Di Mesir inilah, Tawfiq merasa mendapatkan kedamaian yang sesungguhnya. 
Awalnya hanya sebagai pengisi liburan, menyaksikan Pirmadia, unta, 
pasir, dan pohon palem. Namun, hal itu malah membawanya pada Islam dan 
membuat perubahan besar dalam hidupnya.
”Awalnya mau berlibur. Saya mengambil penerbangan carter ke Hurghada. 
Dari Eropa saya mengunjungi beberapa pantai. Lalu, saya naik bis pertama
 ke Kairo, dan saya menghabiskan waktu yang paling indah dalam hidup 
saya. Ini adalah kali pertama saya pengenalan ke umat Islam dan Islam. 
Saya melihat bagaimana Mesir yang lemah lembut seperti itu, orang-orang 
manis, tapi juga sangat kuat,” terangnya.

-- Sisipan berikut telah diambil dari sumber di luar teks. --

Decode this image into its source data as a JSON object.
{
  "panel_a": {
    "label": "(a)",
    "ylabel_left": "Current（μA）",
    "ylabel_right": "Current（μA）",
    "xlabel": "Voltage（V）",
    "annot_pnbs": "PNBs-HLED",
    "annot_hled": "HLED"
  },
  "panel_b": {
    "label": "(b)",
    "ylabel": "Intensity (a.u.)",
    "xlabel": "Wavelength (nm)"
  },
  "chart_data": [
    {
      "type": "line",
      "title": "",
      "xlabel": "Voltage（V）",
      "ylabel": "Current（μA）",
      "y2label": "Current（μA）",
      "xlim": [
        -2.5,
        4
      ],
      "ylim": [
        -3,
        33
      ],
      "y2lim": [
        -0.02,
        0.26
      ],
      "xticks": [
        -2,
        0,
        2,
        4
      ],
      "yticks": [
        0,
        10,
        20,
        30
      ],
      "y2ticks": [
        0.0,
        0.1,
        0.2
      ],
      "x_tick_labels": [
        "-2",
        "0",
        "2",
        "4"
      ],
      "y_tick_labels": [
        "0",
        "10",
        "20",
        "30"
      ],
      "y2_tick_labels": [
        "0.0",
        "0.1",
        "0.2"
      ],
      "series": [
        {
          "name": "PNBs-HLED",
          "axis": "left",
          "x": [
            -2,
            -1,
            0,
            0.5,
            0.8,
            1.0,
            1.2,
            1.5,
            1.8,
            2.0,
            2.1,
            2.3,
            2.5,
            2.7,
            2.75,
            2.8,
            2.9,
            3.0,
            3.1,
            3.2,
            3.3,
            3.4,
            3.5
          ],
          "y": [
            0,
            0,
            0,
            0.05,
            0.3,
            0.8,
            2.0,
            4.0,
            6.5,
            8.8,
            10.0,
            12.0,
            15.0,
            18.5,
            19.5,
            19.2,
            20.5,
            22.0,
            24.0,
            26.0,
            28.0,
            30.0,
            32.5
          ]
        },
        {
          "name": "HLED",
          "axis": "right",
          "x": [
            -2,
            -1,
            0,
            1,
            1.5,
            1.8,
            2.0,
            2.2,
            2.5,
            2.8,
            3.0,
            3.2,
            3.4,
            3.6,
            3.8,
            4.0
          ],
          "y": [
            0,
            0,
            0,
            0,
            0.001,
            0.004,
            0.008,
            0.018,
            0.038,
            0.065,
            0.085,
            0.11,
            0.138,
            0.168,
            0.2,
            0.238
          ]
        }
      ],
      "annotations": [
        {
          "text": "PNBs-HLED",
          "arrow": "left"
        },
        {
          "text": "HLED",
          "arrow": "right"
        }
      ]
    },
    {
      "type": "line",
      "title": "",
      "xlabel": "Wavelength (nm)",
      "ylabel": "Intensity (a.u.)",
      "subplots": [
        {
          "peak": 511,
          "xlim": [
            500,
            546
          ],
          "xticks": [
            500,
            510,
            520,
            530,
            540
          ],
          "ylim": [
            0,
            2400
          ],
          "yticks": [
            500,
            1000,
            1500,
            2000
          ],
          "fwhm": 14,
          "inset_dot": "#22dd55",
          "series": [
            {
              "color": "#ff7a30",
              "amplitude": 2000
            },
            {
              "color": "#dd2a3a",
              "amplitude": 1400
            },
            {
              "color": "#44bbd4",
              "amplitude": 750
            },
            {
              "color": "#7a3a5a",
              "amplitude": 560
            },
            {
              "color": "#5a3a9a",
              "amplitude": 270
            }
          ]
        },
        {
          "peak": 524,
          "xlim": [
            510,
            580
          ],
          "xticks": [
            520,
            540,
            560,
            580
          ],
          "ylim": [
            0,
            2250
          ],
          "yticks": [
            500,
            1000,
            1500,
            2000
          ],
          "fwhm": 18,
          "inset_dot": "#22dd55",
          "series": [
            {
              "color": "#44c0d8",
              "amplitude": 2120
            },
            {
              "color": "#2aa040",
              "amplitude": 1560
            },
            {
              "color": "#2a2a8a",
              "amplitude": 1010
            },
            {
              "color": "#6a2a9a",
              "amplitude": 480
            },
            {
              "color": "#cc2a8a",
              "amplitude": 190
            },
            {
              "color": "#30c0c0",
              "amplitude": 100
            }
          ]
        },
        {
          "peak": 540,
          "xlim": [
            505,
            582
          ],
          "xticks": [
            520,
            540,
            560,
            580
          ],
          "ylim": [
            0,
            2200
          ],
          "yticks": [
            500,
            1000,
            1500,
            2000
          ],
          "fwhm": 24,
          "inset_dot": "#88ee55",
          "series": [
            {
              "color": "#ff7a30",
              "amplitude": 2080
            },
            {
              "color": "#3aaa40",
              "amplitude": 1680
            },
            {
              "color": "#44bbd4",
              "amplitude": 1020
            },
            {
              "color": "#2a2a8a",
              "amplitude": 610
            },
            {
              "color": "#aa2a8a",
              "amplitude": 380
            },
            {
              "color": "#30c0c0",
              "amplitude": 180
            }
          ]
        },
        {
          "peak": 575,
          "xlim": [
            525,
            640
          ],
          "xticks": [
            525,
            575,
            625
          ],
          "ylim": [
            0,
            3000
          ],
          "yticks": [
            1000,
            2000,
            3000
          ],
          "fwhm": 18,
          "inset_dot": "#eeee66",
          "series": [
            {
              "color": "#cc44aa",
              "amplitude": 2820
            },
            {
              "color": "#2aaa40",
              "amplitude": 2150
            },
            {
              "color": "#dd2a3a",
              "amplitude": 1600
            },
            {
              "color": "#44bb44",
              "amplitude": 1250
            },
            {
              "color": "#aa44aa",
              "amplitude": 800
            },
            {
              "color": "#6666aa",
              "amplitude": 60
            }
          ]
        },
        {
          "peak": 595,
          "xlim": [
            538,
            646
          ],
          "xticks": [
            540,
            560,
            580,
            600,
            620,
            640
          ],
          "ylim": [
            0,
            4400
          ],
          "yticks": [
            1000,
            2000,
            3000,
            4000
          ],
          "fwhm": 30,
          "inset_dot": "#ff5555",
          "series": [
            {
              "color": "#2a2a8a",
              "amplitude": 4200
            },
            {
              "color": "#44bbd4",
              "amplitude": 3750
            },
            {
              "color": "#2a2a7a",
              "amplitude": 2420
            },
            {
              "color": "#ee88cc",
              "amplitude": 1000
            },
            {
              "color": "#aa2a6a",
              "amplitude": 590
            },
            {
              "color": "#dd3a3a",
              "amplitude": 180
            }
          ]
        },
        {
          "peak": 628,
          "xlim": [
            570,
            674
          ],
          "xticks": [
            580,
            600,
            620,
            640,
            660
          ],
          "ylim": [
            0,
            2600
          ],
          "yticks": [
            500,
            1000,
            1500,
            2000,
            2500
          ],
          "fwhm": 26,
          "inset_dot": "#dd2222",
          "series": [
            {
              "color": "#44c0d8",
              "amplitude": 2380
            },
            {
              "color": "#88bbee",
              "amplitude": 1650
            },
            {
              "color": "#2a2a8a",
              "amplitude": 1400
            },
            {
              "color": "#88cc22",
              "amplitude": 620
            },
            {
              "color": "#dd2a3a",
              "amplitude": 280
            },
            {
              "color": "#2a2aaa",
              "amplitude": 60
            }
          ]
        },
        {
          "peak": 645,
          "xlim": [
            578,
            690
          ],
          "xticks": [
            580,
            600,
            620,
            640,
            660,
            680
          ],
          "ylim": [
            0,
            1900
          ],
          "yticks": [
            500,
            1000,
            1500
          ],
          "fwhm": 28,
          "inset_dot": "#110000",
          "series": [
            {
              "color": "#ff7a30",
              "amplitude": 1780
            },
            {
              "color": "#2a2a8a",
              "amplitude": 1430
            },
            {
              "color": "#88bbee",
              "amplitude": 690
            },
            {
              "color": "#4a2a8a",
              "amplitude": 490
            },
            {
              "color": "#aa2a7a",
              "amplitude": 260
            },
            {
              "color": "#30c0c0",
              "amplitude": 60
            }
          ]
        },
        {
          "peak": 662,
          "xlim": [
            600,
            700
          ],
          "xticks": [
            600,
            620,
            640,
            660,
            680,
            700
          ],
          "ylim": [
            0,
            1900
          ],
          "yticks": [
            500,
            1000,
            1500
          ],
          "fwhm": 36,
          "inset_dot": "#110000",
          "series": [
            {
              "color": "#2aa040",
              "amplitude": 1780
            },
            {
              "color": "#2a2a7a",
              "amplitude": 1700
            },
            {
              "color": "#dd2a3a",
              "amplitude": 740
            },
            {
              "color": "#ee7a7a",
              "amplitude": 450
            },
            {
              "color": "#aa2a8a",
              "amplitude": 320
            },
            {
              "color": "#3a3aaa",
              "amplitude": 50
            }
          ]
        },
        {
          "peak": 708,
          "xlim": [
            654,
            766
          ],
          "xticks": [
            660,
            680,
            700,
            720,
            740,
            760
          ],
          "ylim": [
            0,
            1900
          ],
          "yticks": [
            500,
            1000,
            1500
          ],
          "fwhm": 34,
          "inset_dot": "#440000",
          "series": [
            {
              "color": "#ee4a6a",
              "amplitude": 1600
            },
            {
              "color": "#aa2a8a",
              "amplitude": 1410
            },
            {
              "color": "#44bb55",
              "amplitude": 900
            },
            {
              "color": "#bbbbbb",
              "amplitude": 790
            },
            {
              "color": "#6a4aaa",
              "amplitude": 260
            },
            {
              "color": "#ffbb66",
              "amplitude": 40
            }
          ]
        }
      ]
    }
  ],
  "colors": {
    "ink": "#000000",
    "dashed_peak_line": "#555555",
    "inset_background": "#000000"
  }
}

"Perkenalan saya dengan Islam datang dari seorang anak kecil di jalanan 
di Kairo, membersihkan sepatu dengan sandal jepit di kakinya. Dia 
melihat kulit putih saya dan menyapa saya dengan assalamu alaikum. 
Selama 40 tahun di Inggris, saya pernah melihat Muslim; saya melihat 
mereka di jalan-jalan, dan saya catat apa yang televisi katakan pada 
saya tentang Muslim yang akan memotong tangan saya atau memukuli para 
wanita; tapi anak kecil itu sungguh membuka jendela yang lain tentang 
Islam. Setelah saya menjadi Muslim beberapa tahun kemudian, saya katakan
 pada audiens saya di Manchester Metropolitan University tentang anak 
itu. Saya memberitahu mereka bahwa pada Hari Penghakiman ia akan 
mendapatkan kejutan dalam hidupnya."
”Saya menyaksikan mereka tenang, lembut, dan tertib dalam beribadah. 
Begitu ada suara panggilan shalat (azan–Red), mereka yang sebagian 
pedagang, segera berkemas dan menuju Masjid. Indah sekali saya 
melihatnya,” terangnya.
Dari sinilah, pandangan Tawfiq berubah tentang Islam. ”Waktu itu, 
seperti warga Inggris lainnya, pengetahuan saya tentang Islam tak lebih 
seperti yang saya lihat di TV, memberikan teror dan melakukan 
pengeboman. Ternyata, itu bukanlah ajaran Islam. Hanya oknumnya yang 
salah dalam memahami Islam,” tegasnya.
Ia pun mempelajari Alquran. Pelajaran yang didapatkannya adalah 
keterangan dalam Alquran yang menyatakan: ‘ Sesungguhnya kamu dapati 
orang-orang yang paling keras permusuhannya terhadap orang beriman 
adalah orang Yahudi dan Musyrik. Dan sesungguhnya kamu dapati yang 
paling dekat persahabatannya dengan orang beriman adalah orang yang 
berkata, ”Sesungguhnya kami ini orang Nasrani.” Yang demikian itu 
disebabkan di antara mereka itu terdapat pendeta-pendeta dan 
rahib-rahib, (juga) karena seungguhnya mereka tidak menyombongkan diri.”
 (Al-Maidah ayat 82).
Ayat ini membuatnya berpikir keras. Baginya, Islam sangat baik, toleran.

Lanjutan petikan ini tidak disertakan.